1) Prediction using sentiment analysis on news articles and tweets
I utilized Selenium for Python to scrape web articles from financial news sites such as CNBC, Financial Times etc. and the Twitter API for collecting tweets relating to a stock's ticker symbol. After aggregating this data, I used the NLP library NLTK for preprocessing and VADER for sentiment analysis.
2) Prediction using technical indicators and machine learning algorithms
Explored predicting APPL stock prices using the simple moving average and exponential moving average indicators, as well as the ARIMA RNN, evaluating their performance against the target price with root mean squared error (RMSE).
3) Simulated investing using a reinforcement learning model
Trained a reinforcement learning agent to trade 3 different stocks with Q-learning, with the aim of maximizing returns over many iterations on the train set. A group of agents were then tested against a holdout validation set, where most were successful in reaping profits, with the mean profitability being 25% over 3 years.
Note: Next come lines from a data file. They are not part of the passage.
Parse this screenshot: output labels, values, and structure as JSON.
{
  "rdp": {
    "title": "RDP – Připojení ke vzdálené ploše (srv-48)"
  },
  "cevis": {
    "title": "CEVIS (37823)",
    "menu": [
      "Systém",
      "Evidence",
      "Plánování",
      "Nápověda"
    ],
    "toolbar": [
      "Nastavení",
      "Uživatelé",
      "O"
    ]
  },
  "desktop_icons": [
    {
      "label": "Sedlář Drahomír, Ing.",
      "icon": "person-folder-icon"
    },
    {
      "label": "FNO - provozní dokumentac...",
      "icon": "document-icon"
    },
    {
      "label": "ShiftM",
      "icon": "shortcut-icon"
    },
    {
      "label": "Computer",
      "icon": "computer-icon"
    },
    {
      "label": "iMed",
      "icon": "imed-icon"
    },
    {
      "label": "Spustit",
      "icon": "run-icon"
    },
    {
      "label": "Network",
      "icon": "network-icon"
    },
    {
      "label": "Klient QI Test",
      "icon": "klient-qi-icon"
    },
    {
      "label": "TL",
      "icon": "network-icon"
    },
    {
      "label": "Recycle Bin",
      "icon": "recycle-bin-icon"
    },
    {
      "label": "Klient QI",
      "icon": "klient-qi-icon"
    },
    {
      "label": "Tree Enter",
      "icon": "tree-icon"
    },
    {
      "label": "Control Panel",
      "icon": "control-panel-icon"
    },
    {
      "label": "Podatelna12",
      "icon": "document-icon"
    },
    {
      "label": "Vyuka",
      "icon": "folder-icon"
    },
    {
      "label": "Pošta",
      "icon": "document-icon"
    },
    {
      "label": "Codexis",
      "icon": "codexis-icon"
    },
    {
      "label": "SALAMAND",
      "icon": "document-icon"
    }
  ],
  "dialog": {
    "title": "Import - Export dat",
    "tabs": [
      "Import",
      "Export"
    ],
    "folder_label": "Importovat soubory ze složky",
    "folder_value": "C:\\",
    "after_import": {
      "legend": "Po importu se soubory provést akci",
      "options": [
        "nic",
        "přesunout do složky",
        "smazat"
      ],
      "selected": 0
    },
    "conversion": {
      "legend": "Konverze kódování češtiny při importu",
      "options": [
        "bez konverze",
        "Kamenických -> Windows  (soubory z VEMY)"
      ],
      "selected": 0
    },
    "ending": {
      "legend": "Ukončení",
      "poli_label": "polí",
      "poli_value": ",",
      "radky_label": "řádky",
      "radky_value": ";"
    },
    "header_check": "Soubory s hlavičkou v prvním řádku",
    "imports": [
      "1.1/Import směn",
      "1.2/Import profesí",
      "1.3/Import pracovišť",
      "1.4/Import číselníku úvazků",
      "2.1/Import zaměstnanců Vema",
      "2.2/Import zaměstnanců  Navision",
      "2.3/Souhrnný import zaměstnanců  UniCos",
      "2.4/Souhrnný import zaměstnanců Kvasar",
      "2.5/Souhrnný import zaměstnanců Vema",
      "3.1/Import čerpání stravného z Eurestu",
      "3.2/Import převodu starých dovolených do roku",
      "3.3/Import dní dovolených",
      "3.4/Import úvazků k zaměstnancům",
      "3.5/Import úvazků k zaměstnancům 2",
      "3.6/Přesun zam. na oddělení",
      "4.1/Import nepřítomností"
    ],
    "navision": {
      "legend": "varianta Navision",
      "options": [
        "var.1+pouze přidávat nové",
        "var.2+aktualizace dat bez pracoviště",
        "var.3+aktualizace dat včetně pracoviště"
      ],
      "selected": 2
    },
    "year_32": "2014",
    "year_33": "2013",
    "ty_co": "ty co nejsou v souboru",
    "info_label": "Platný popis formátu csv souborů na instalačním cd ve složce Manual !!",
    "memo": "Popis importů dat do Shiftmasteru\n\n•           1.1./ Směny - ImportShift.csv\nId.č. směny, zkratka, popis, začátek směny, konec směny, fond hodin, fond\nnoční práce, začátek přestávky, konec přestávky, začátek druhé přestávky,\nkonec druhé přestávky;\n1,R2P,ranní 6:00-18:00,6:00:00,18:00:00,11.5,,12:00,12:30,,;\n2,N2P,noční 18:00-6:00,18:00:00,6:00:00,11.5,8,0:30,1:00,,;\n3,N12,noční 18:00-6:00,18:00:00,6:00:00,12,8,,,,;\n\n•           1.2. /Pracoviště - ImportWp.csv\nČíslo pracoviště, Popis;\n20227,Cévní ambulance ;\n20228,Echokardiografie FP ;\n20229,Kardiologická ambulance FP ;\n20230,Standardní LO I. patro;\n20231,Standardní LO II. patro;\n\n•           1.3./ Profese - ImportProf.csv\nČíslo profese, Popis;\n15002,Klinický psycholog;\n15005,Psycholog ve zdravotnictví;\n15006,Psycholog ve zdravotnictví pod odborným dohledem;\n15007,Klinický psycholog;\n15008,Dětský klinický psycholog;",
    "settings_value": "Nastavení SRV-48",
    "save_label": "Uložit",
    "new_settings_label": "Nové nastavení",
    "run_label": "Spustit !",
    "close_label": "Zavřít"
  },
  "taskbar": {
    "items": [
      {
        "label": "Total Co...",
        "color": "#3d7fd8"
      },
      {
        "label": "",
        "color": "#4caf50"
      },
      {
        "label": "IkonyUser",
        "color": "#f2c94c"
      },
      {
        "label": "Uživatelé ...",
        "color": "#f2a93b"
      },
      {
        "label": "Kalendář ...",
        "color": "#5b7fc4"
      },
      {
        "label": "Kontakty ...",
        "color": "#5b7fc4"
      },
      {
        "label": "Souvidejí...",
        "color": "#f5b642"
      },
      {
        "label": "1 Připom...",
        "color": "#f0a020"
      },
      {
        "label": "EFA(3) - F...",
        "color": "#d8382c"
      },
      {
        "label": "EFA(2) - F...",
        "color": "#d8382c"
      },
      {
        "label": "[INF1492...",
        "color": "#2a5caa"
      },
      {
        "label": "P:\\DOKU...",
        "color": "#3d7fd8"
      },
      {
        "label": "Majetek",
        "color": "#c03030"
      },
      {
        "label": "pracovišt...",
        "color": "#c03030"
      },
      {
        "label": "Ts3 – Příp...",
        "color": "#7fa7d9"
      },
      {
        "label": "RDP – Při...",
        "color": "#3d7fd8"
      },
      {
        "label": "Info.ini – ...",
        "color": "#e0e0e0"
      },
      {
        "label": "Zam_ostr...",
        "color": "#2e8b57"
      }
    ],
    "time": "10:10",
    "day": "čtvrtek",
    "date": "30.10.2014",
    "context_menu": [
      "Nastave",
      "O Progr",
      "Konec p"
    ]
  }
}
Conclusion: Machine learning (and deep sequential models especially) are highly applicable for use in financial trading, which is why they have been ubiquitously adopted by hedge funds and financial insitutions around the globe. However, for the everyman with limited budget and compute, it is still best to exercise caution when utilizing these algorithms. Although most agents were successful during evaluation, there were still a few that lost money or had earnings below the annual rate of inflation.